Now, it’s Corin’s turn. He’s headed to the top floor, on a mission to meet the goddess.
If he can survive the trials, Corin will earn an attunement, but that won’t be sufficient to survive the dangers on the upper levels. For that, he’s going to need training, allies, and a lot of ingenuity.
The journey won’t be easy, but Corin won’t stop until he gets his brother back.
Sufficiently Advanced Magic is a charming and intricate coming of age adventure story by fantasy author Andrew Rowe. With its own original and complex system of magic, the world Rowe creates is both believable, and intriguing. This first novel of the series follows young Corin Cadence, the black sheep son of a noble house. His family has been devastated by the loss of Corin’s ‘golden child’ brother, Tristian. While Corin’s goals are centered on finding out what happened to his brother, the plot quickly expands to include his witty half-sister, a mysterious foreigner, an old childhood friend, and a rough around the edges talented young woman. Much of the story takes place in a university-like setting, with students learning about their magical abilities, similar to Harry Potter, only less whimsical.

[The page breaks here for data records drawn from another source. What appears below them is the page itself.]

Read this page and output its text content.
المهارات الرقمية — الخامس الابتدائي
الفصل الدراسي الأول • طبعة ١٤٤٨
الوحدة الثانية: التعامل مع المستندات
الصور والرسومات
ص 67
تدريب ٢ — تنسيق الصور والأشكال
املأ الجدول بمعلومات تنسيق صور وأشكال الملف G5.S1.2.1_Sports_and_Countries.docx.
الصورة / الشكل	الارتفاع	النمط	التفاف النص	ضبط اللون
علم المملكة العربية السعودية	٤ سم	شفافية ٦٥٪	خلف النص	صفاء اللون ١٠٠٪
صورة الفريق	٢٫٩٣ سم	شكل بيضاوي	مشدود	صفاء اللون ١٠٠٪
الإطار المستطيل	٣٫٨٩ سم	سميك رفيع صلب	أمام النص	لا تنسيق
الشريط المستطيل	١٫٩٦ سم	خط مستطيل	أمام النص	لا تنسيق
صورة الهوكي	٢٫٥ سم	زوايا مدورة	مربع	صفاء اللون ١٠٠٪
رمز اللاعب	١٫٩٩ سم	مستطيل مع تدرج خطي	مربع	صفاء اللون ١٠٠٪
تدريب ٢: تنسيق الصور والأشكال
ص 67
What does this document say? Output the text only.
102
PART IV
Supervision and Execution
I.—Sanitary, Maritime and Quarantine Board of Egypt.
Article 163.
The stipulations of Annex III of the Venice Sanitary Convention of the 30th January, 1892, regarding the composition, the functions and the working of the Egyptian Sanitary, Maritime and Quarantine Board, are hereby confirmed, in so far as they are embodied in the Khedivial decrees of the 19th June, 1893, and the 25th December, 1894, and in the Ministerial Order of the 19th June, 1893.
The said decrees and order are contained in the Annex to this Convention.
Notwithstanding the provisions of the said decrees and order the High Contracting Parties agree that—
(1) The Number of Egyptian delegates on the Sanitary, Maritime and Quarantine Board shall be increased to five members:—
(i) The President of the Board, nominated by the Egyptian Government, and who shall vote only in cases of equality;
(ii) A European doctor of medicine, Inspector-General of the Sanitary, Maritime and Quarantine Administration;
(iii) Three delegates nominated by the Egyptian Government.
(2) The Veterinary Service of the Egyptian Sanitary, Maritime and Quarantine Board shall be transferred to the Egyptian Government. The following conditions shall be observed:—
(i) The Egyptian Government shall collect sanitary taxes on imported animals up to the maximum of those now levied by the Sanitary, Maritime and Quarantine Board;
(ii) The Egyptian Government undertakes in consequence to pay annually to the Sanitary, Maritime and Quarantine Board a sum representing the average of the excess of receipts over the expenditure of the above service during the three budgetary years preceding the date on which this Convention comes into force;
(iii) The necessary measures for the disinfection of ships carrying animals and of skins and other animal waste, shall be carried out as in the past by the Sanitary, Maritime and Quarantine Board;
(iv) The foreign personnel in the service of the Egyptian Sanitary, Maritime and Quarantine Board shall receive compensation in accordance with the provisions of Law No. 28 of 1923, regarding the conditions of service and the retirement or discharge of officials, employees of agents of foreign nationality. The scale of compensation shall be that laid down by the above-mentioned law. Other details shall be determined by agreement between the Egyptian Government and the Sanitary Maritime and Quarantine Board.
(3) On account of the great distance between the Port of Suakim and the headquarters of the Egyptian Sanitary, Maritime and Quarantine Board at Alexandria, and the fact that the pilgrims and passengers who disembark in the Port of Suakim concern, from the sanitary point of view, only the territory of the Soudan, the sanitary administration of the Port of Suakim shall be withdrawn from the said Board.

I found all the characters to be endearing, and rather likable, especially Corin, who struggles with social anxiety and human contact in general (we learn more about why in the next book). His underdog dynamic meshes well with the other characters in the story, making for some very entertaining exchanges.
While the plot pacing can be somewhat deliberate at times, with Rowe expounding upon potential magical affects and implications in depth, it never became boring. The action scenes (though few) were well written, suspenseful, and easy to follow.
My only qualm with the book has to do with how it begins. The first few scenes involve a rather complicated venture into a magical tower, where Corin must face a series of challenges, both of the puzzle, and monster variety. There are semi-complex room descriptions, different colored keys, varying doorways, etc. While this wasn’t at all a deterrent to me, I felt that it didn’t give an accurate portrayal of the true emotional depth of this novel. The risk is that it might end up turning some off at first, but I recommend you power through—it’s well worth it!
The thing that stands out most to me about this series (and the reason I gave it 5 stars), is the personality shining through on every page. Rowe has breathed such life into Corin Cadence, making him a truly unique and resourceful character that I would be happy to know in real life.
If you’re a fan of complex world building, rational magic, and young characters discovering their true potential, then this book is one you will not want to miss!